Engineering around constraints
Running lean is not a phase, it's a permanent condition here. I've stopped treating it as a blocker and started treating it as a design problem.
When the team is at capacity and a stakeholder has budget, I bring in people from a freelancer network I've built over the years, so "we're full" never has to mean "no." For routine production work, we've vibe-coded internal tools using Claude Code, ChatGPT Codex or Cursor so non-designers can self-serve: a social media banner generator, an image compressor, a podcast article image creator, several Adobe and Figma plugins. Every banner a marketer makes themselves is design time returned to solving design problems.
Our custom Figma plugin for easy artboard creation.
The biggest build is now running. When Asana (our previous task-management software) significantly upped their price, it became too expensive and out of our budget. We had to find another way. We looked at competitors like ClickUp and really didn't find anything cheaper or perfect for our work environment, so we decided to build our own. I saw this as an opportunity to improve our workflow, so I analysed our tasks, tried to find the patterns in how design work really gets requested, named, and filed. That analysis became a clean taxonomy, four fields where each one answers exactly one question, with purpose and output format finally separated instead of combined the way the old system left them. The task management tool is the implementation of that research. My senior designer built it with AI tooling under my direction, we've imported the old tasks, and the team is using it now in place of Asana. I treated our own operations as a UX problem, did the research, and shipped the fix. The licence we didn't renew is almost beside the point.
Capacity itself is managed in the open. The team flags load at the Tuesday weekly, work gets rebalanced, and freelancers fill genuine overflow. It's informal, and it works better than the formal systems I've seen fail elsewhere.

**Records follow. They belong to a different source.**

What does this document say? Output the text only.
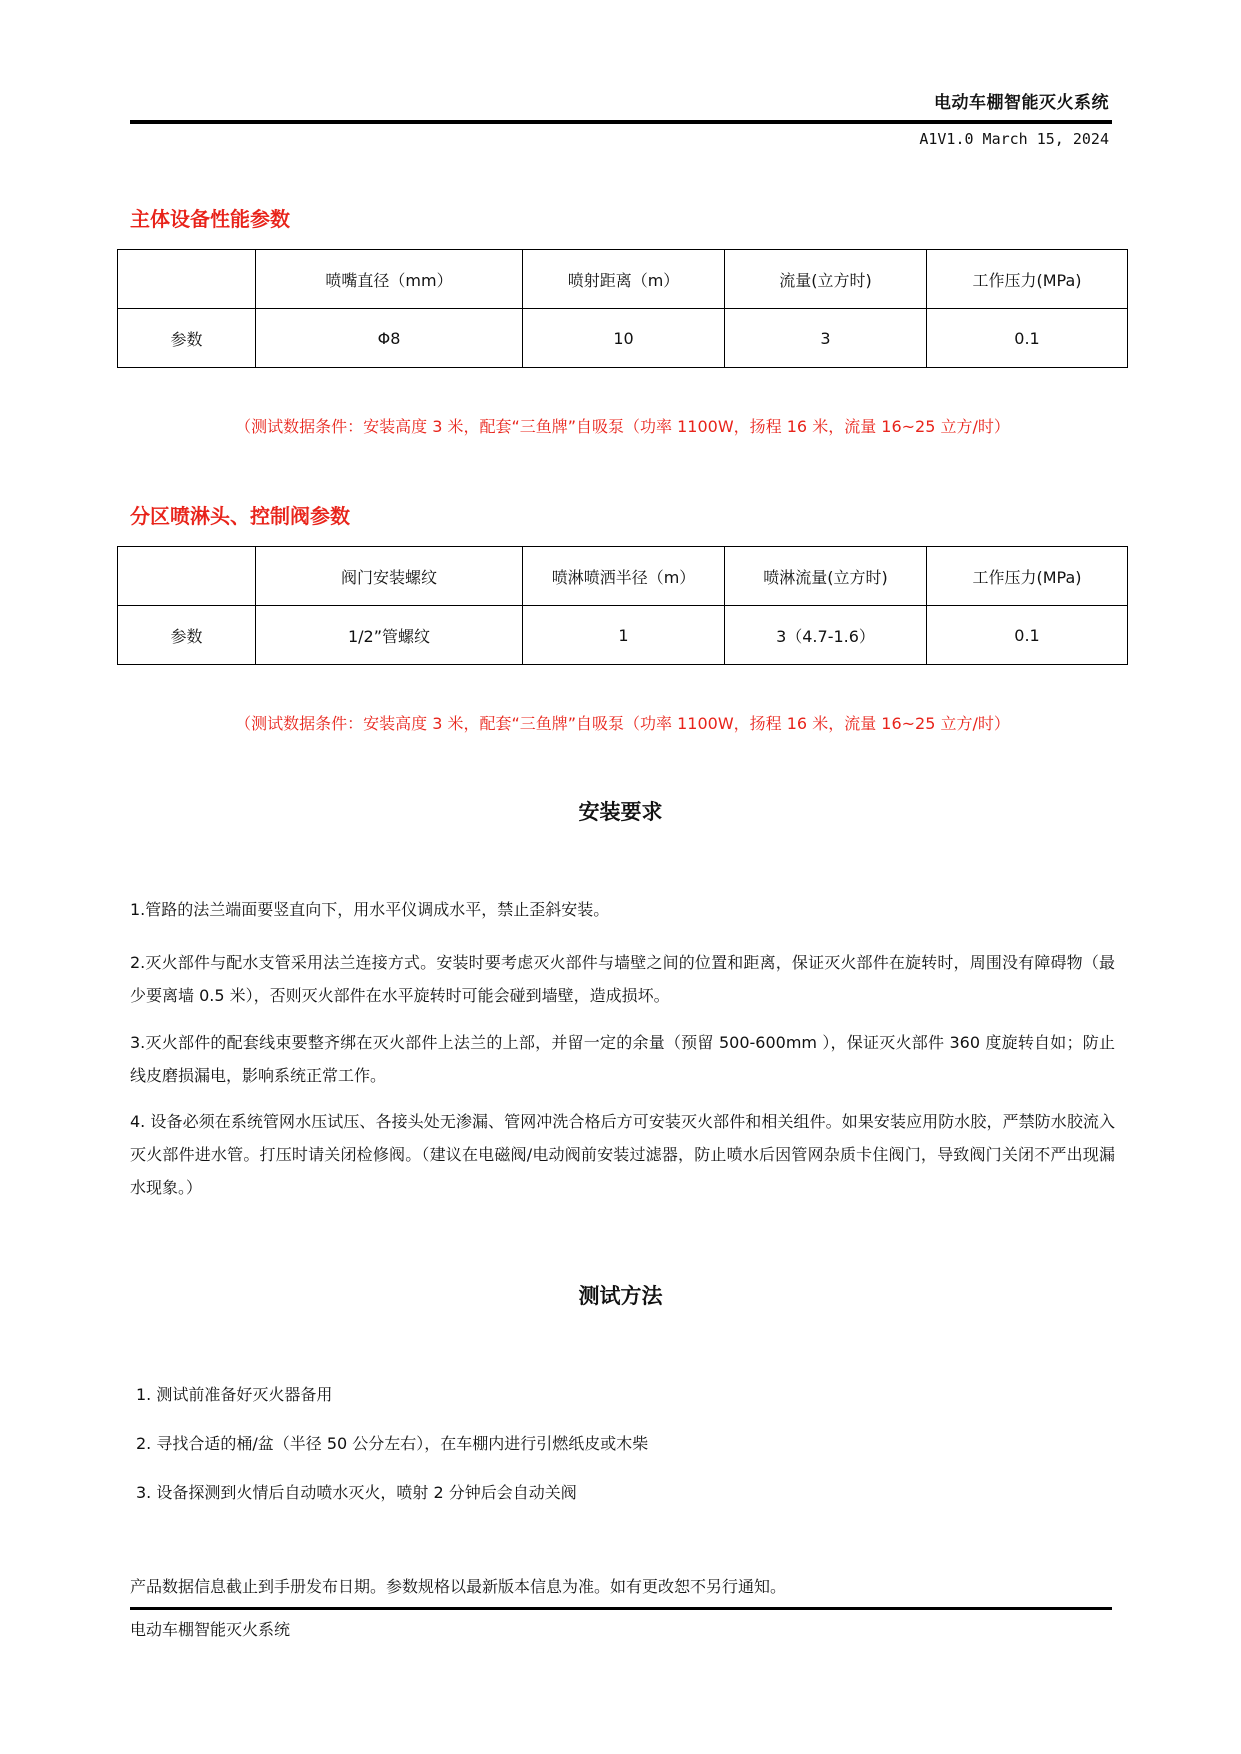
电动车棚智能灭火系统
A1V1.0 March 15, 2024
主体设备性能参数
	喷嘴直径（mm）	喷射距离（m）	流量(立方时)	工作压力(MPa)
参数	Φ8	10	3	0.1
（测试数据条件：安装高度 3 米，配套“三鱼牌”自吸泵（功率 1100W，扬程 16 米，流量 16~25 立方/时）
分区喷淋头、控制阀参数
	阀门安装螺纹	喷淋喷洒半径（m）	喷淋流量(立方时)	工作压力(MPa)
参数	1/2”管螺纹	1	3（4.7-1.6）	0.1
（测试数据条件：安装高度 3 米，配套“三鱼牌”自吸泵（功率 1100W，扬程 16 米，流量 16~25 立方/时）
安装要求
1.管路的法兰端面要竖直向下，用水平仪调成水平，禁止歪斜安装。
2.灭火部件与配水支管采用法兰连接方式。安装时要考虑灭火部件与墙壁之间的位置和距离，保证灭火部件在旋转时，周围没有障碍物（最少要离墙 0.5 米），否则灭火部件在水平旋转时可能会碰到墙壁，造成损坏。
3.灭火部件的配套线束要整齐绑在灭火部件上法兰的上部，并留一定的余量（预留 500-600mm ），保证灭火部件 360 度旋转自如；防止线皮磨损漏电，影响系统正常工作。
4. 设备必须在系统管网水压试压、各接头处无渗漏、管网冲洗合格后方可安装灭火部件和相关组件。如果安装应用防水胶，严禁防水胶流入灭火部件进水管。打压时请关闭检修阀。（建议在电磁阀/电动阀前安装过滤器，防止喷水后因管网杂质卡住阀门，导致阀门关闭不严出现漏水现象。）
测试方法
1. 测试前准备好灭火器备用
2. 寻找合适的桶/盆（半径 50 公分左右），在车棚内进行引燃纸皮或木柴
3. 设备探测到火情后自动喷水灭火，喷射 2 分钟后会自动关阀
产品数据信息截止到手册发布日期。参数规格以最新版本信息为准。如有更改恕不另行通知。
电动车棚智能灭火系统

oSano - our task management system we tailored especially for our needs.
The stress test
Delfi acquired Geenius, a technology media brand some time ago, and my team owned the full design integration: the portal, four sub-channels, the subscription landing page and order flow, every paywall, newsletters, checkout, billing templates, marketing merch, and a community forum. The brand constraint made it genuinely difficult: the result had to feel like Geenius, fresh but recognizable, and deliberately not like Delfi, because subscribers are asked to pay for it separately.
Deadline: 2.5 months. No added headcount. It shipped on time and it's live: geenius.ee
I include this because culture work is easy to claim and hard to prove. A merged-then-rebuilt team working together and absorbing an entire acquired brand on that timeline is the proof.
Geenius before and after the integration to the Delfi ecosystem.
Measured, not just felt
An independent workplace wellbeing survey runs across the whole group every year. The design team's results rank among the strongest in the company: team satisfaction and management scores well above company averages, and an employee NPS among the highest at Delfi.
The lowest-scoring area was workload. That's the honest cost of running lean, and it's the constraint I manage most actively, through the freelancer network (if there's extra budget), the tooling, and a standing case for headcount backed by exactly this kind of data.
What I know now
Design leadership is mostly not about design. It's about growing people, building systems that keep working when you're not in the room, and finding a workaround every time the answer is no. I still carry a real IC workload alongside the management role, and I've stopped apologizing for that. Player-coach is a legitimate operating model when the systems around it work.
My team recently told me this is the golden time for them at Delfi. There were no raises behind that, and no promotions. What they got was ownership, new skills, a seat at the table, and trust. It turns out that's most of the job.